Sample Data Sets For Survival Analysis

SUMMARY:

These data sets are included to illustrate the survival analysis methods in S-PLUS.

ARGUMENTS:

bladder
Study on time to recurrence of bladder cancer from Wei, Lin and Weissfeld (1989). The data frame has multiple rows per patient. The columns:
id

patient ID

rx
treatment group (1 = placebo, 2 = thiopeta)
number
the number of initial tumors
size
size of the largest initial tumor
start
entry into the study or the time of last recurrence
stop
time to event (months)
event
indicator of cancer recurrence (1) or censoring (0)
enum
number of recurrences of bladder cancer



capacitor
A simulated accelerated life testing of capacitors from Meeker and Duke (1982). A data frame with columns:
days

time to failure

event
indicator of failure (1) or censoring (0)
voltage
voltage at which the test was run



heart
The Stanford heart transplant data from Kalbfleisch and Prentice (1980). A data frame with each patient represented by two rows. The first entry for a patient has:
start

= 0

transplant
= 0
stop
time to transplant in days

The second entry for a patient has:
start

time to transplant

transplant
= 1
stop
time to death or censoring

The other columns are:
event

indicator of death (1) or censoring (0)

age
(age of acceptance in days/365.25) - 48
year
(date of acceptance in days since October 1, 1967)/365.25
surgery
prior surgery (1 = yes, 0 = no)
id
patient ID



leukemia
Data from Embury et al. (1977) on trial to evaluate efficacy of maintenance chemotherapy for acute myelogenous leukemia. A data frame with columns:
time

time to remission after chemotherapy (weeks)

status
indicator of remission (1) or censored time (0)
group
treatment group, "maintained" or "nonmaintained"



lung
Lung cancer data from Mayo Clinic (Loprinzi et al. 1994). A data frame with columns:
inst

code for the institution at which the patient was hospitalized

time
survival time
status
indicator of death (2) or censoring (1)
age
patient's age
sex
1 = male, 2 = female
ph.ecog
physician's estimate of the ECOG performance score (0-4)
ph.karno
physician's estimate of the Karnofsky score, a competitor to the ECOG performance score
pat.karno
patient's estimate of his/her Karnofsky score
meal.cal
calories consumed at meals excluding beverages and snacks
wt.loss
weight loss in the last six months



ovarian
Data from Edmunson et al. (1979) on ovarian cancer. A data frame with columns:
futime

number of days in study

fustat
indicator of death (1) or censoring (0)
age
patient age in days/365.25
residual.dz
an indicator of the extent of the residual disease
rx
treatment given
ecog.ps
a measure of performance score or functional status using the Eastern Cooperative Oncology Group's scale



The survival analysis chapter in the S-PLUS documentation describes these data sets further and illustrates survival analysis methods with them.

REFERENCE:

Edmunson, J. H., Fleming, T. R., Decker, D. G., Malkasian, G. D., Jefferies, J. A., Webb, M. J., and Kvols, L. K. (1979). Different chemotherapeutic sensitivities and host factors affecting prognosis in advanced ovarian carcinoma vs. minimal residual disease. Cancer Treatment Reports 63, 241-47.

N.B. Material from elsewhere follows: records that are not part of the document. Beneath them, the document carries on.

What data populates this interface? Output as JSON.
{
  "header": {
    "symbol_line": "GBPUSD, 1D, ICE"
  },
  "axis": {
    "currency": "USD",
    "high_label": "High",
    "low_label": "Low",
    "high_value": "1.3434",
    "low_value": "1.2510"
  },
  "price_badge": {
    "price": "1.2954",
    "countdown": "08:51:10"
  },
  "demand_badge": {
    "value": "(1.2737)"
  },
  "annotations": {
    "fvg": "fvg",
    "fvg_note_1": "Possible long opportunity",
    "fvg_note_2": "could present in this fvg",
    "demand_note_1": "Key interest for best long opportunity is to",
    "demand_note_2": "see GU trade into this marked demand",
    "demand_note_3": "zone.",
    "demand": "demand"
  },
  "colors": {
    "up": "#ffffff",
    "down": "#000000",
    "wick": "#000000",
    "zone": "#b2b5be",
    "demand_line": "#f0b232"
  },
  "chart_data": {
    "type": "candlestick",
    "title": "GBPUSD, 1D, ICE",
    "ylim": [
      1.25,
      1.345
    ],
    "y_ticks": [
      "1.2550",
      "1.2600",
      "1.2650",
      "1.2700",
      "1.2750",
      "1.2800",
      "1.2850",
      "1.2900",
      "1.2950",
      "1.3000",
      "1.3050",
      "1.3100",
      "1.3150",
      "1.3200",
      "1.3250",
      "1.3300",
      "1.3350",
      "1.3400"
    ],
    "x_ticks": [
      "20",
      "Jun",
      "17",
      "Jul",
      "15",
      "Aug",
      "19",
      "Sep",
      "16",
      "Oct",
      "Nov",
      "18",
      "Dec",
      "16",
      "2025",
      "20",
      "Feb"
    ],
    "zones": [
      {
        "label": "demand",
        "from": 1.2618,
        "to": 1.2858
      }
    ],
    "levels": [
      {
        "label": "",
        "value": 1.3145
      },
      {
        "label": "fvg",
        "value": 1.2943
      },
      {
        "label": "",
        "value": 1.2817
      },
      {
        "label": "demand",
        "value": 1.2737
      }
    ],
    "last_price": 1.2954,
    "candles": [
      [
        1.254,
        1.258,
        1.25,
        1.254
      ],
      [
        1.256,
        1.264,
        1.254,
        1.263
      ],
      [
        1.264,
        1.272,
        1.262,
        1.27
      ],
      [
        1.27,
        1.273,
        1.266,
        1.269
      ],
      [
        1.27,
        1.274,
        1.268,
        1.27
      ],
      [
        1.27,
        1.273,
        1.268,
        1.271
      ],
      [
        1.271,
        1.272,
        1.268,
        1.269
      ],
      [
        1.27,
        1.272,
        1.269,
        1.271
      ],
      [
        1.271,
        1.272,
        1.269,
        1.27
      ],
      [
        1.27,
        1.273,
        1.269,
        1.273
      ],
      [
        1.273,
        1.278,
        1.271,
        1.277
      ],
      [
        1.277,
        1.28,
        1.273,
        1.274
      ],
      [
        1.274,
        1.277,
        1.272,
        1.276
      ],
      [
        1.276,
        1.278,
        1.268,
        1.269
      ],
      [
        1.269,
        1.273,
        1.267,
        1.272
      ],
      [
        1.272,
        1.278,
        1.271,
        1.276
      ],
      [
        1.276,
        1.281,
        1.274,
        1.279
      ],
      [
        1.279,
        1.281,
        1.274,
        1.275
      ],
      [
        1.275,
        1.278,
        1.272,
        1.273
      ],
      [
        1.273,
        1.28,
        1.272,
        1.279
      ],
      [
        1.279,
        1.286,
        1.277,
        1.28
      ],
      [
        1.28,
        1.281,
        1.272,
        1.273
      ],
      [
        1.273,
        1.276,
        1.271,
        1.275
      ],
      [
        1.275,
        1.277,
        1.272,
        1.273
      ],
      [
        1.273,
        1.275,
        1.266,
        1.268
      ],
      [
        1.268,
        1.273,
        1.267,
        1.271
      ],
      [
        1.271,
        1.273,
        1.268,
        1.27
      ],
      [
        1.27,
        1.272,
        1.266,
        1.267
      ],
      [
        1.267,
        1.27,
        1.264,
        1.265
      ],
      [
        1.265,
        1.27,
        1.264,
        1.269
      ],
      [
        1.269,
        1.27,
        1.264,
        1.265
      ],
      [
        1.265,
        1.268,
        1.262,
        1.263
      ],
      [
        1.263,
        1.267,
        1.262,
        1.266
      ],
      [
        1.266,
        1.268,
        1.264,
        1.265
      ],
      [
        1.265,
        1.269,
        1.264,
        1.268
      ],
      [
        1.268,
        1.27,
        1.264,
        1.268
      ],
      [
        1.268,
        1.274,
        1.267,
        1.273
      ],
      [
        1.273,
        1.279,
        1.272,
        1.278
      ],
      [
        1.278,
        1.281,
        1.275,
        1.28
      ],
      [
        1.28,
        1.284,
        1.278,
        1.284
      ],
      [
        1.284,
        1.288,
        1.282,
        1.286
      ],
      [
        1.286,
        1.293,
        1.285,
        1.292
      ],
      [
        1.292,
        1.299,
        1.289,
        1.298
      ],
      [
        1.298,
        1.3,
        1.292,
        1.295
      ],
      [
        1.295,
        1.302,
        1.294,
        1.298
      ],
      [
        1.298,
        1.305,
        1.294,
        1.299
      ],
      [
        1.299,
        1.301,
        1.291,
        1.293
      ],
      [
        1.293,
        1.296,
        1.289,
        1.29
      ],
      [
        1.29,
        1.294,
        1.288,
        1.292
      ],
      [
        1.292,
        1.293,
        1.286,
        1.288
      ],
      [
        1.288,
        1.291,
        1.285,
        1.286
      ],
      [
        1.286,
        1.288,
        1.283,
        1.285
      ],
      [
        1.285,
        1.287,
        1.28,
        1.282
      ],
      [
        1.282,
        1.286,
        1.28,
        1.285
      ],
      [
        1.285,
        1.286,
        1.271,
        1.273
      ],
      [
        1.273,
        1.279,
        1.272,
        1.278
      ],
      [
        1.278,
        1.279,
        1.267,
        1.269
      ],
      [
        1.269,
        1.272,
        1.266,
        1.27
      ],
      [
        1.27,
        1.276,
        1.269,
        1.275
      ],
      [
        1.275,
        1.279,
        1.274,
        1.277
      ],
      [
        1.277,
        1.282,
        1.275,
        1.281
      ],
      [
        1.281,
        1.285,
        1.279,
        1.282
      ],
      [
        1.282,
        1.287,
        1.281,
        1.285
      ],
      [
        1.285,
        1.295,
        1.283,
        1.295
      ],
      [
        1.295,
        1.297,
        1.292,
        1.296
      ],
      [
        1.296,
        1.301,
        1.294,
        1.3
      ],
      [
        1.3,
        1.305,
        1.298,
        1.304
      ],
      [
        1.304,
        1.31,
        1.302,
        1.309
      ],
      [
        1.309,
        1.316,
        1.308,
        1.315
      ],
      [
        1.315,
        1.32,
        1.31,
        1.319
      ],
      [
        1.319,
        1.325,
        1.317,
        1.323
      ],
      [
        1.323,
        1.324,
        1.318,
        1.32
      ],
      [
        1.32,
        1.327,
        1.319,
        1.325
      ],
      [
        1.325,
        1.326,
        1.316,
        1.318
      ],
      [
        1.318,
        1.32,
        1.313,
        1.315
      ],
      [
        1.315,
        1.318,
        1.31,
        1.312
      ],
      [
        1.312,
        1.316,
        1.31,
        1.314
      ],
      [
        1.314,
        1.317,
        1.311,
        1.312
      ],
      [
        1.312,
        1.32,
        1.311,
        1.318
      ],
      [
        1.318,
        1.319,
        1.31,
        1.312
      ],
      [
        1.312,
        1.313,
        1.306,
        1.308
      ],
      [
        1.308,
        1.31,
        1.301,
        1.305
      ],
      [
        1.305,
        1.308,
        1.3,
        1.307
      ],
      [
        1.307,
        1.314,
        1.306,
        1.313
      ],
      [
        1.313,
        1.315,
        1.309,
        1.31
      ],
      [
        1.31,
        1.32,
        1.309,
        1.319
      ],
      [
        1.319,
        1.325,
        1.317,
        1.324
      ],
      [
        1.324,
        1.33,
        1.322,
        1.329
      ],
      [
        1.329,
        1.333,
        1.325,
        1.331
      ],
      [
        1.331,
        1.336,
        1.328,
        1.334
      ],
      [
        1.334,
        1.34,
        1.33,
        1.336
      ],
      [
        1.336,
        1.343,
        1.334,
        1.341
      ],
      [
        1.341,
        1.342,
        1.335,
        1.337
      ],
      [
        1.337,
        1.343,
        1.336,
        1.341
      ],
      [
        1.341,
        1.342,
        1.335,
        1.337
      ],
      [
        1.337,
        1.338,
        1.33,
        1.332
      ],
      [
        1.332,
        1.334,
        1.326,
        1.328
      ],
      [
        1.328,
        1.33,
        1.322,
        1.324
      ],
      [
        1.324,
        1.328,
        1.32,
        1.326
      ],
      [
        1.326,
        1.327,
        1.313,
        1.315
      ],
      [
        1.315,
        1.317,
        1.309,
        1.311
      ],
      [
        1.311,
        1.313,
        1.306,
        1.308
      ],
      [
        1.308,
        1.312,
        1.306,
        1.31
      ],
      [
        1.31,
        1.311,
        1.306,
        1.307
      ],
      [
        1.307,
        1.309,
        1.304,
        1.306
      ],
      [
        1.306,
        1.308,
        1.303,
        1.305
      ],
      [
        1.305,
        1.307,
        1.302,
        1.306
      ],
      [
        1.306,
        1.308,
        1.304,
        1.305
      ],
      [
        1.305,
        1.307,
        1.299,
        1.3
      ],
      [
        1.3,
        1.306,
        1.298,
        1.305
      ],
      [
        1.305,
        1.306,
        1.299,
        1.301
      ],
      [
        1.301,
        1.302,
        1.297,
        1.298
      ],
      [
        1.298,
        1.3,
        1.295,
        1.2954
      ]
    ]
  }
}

Embury, S. H., Elias, L., Heller, P. H., Hood, C. E., Greenberg, P. L., and Schrier, S. L. (1977). Remission maintenance therapy in acute myelogenous leukemia. Western Journal of Medicine 126, 267-272.

Kalbfleisch, J.D. and Prentice R.L. (1980). The Statistical Analysis of Failure Time Data. New York: Wiley.

Loprinzi, C. L., Laurie, J. A., Wieand, H. S. Krook, J. E., Novotny, P. J., Kugler, J. W., Bartel, J., Law, M., Bateman, M., Klatt, N. E., Dose, A. M., Etzell, P. S., Nelimark, R. A., Mailliard, J. A., and Moertel, C. G. (1994). Prospective evaluation of prognostic variables from patient-completed questionnaires. Journal of Clinical Oncology 12, 601-607.

Meeker, Jr, W. Q. and Duke, S. D. (1982). User's Manual for CENSOR - A User-Oriented Computer Program for Life Data Analysis. Statistical Laboratory, Iowa State University, Ames, IA 50011.

Wei, L. J., Lin, D. Y. and Weissfeld, L. (1989). Regression analysis of multivariate incomplete failure time data by modeling marginal distributions. Journal of the American Statistical Association 84, 1065-73.